Los estudiantes más afectados por la crisis no deberán abonar los pagos pendientes en las universidades públicas

El Gobierno canario acuerda con la ULL y la ULPGC que se eximirá total o parcialmente las cantidades que deben pagar por tasas de matrículas al alumnado con problemas económicos tras el estado de alarma. Tampoco se penalizará en la matriculación del próximo curso a quienes hayan suspendido la convocatoria de este año académico

PLANETA CANARIO

El Gobierno de Canarias y las universidades públicas han acordado eximir total o parcialmente del pago de las tasas de matrícula que tengan pendiente a los estudiantes con problemas económicos derivados de la crisis del coronavirus, así como no penalizar en el coste de la nueva matriculación en el próximo año académico a quienes hayan superado las convocatorias de este curso.

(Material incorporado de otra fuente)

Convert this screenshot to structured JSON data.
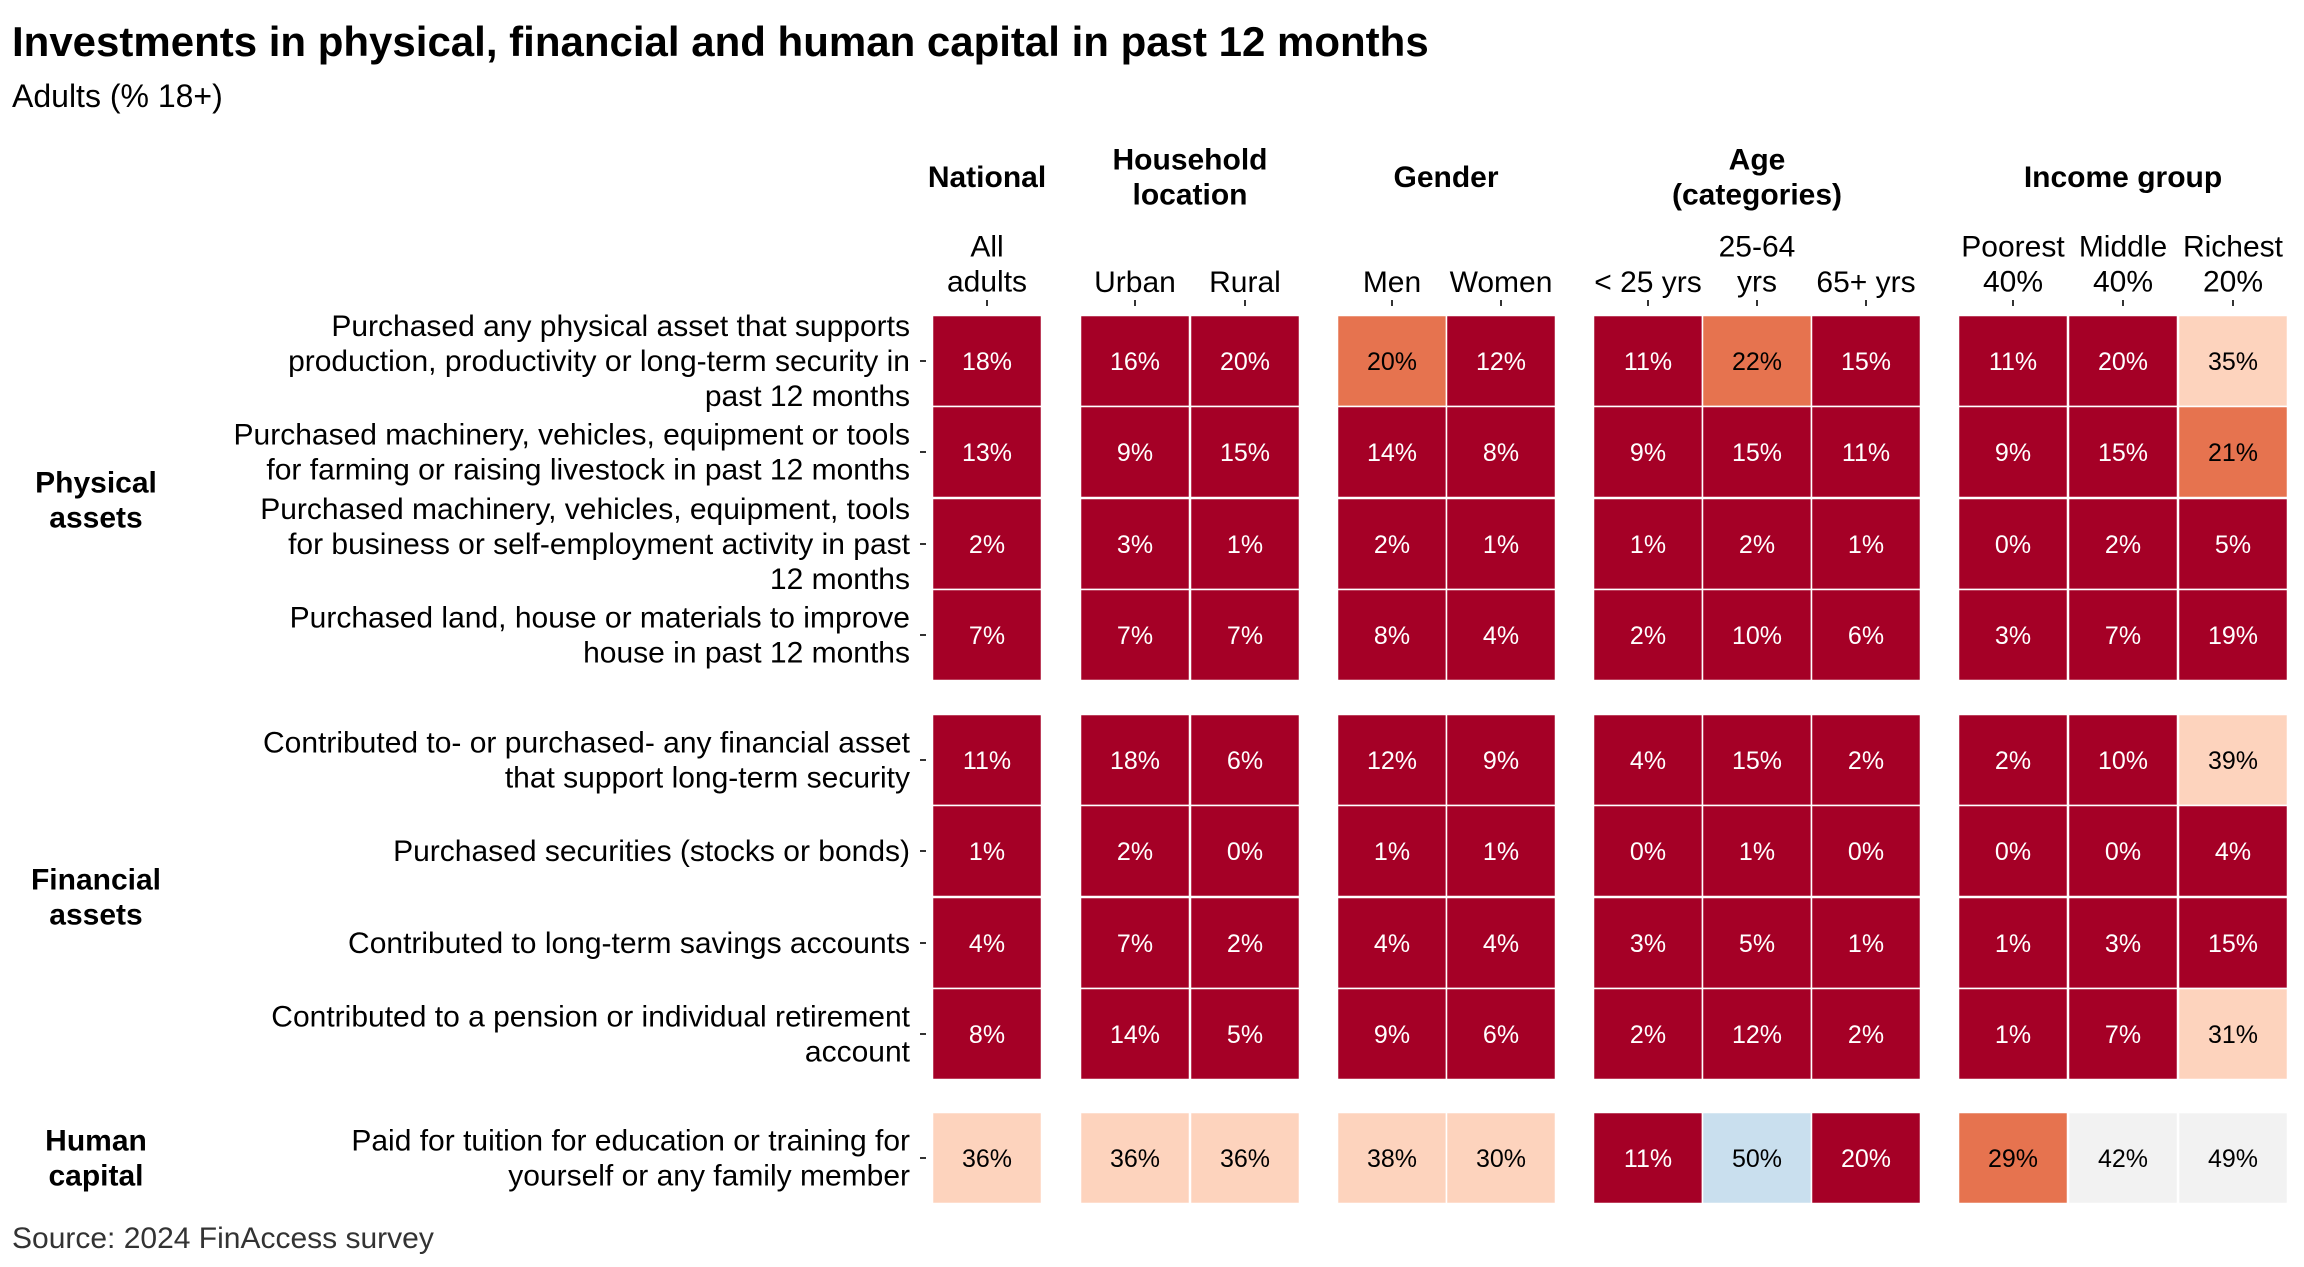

Estas propuestas forman parte de un plan de medidas urgentes dirigido a paliar los efectos de la crisis sanitaria provocada por el COVID-19 en el rendimiento académico del alumnado universitario, que ya ha sido comunicado a sendos Consejos Sociales y se encuentra a la espera de su visto bueno.

En una nota de prensa, la Consejería de Educación, Universidades, Cultura y Deportes, informa de que  la Universidad de La Laguna y la Universidad de Las Palmas de Gran Canaria identificarán entre su alumnado a quienes, a causa de esta crisis sanitaria, no puedan hacer frente a los pagos de matrícula. Las universidades utilizarán para ello sus propios recursos de asistencia social. Una vez concluido el proceso, cada centro académico enviará a la Dirección General de Universidades un informe justificativo de las acciones realizadas y desde este departamento autonómico se compensará a cada uno de los dos centros por los importes de matrícula no percibidos, con un límite de 250.000 euros por cada universidad.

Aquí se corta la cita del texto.